Thomas Jasper, head of occupational pensions at Willis Towers Watson for Western Europe, said the adoption of changes brought in under the Betriebsrentenstärkungsgesetz (BRSG) could change the country’s occupational pension landscape significantly. The law introducing DC plans will come into effect next year.
“If the new pension plans without guarantees get widely accepted, companies will have to set them up via funded vehicles,” Jasper said.
Direktzusagen pensions – in which benefits are paid directly from a company’s balance sheet rather than backed by financial assets – will in future only be allowed if employers grant a 0% guarantee.
At a recent conference the German supervisor BaFin has recently called on companies and unions to get in touch about how to set up the new vehicles and plans.
However, Jasper pointed out it will take time for the first plans to be up and running: “We do not think any new vehicles will be set up before autumn 2018 by the social partners.”
According to a survey held by WTW among German employees last year, the vast majority (72%) said they would be content to be enrolled into a pension plan with the possibility to opt out.

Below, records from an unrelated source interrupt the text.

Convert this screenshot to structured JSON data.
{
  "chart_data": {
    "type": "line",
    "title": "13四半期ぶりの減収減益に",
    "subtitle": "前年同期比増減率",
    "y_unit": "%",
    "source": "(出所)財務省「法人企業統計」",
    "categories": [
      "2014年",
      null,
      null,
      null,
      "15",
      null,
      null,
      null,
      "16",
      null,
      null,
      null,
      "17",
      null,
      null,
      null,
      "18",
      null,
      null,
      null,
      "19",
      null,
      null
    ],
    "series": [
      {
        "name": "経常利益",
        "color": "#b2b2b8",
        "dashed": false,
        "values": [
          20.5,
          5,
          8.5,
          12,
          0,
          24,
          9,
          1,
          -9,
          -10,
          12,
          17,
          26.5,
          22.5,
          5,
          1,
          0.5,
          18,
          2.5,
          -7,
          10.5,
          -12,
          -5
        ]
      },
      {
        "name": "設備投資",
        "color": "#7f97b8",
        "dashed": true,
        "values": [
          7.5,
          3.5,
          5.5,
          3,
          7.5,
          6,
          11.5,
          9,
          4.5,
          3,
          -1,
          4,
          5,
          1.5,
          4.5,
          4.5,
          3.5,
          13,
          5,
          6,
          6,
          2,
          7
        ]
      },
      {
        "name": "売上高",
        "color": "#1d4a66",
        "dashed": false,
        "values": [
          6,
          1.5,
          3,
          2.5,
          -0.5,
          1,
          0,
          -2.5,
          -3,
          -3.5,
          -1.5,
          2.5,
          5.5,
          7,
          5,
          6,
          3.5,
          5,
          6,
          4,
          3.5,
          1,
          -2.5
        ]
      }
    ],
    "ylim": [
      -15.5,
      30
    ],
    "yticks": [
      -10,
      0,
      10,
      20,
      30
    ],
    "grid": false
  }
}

The BRSG also requires employers to pass on any savings they make on social contributions by paying parts of the wages directly into pension plans.
“We expect this new legal requirement to create a new standard that would put pressure on all employers to pass on savings they make on social contributions when paying into pension plans rather than employees’ current accounts,” he said.
This would also mean employers that have set up the Entgeltumwandlung internally, including via book reserves, would have to make additional contributions to these plans.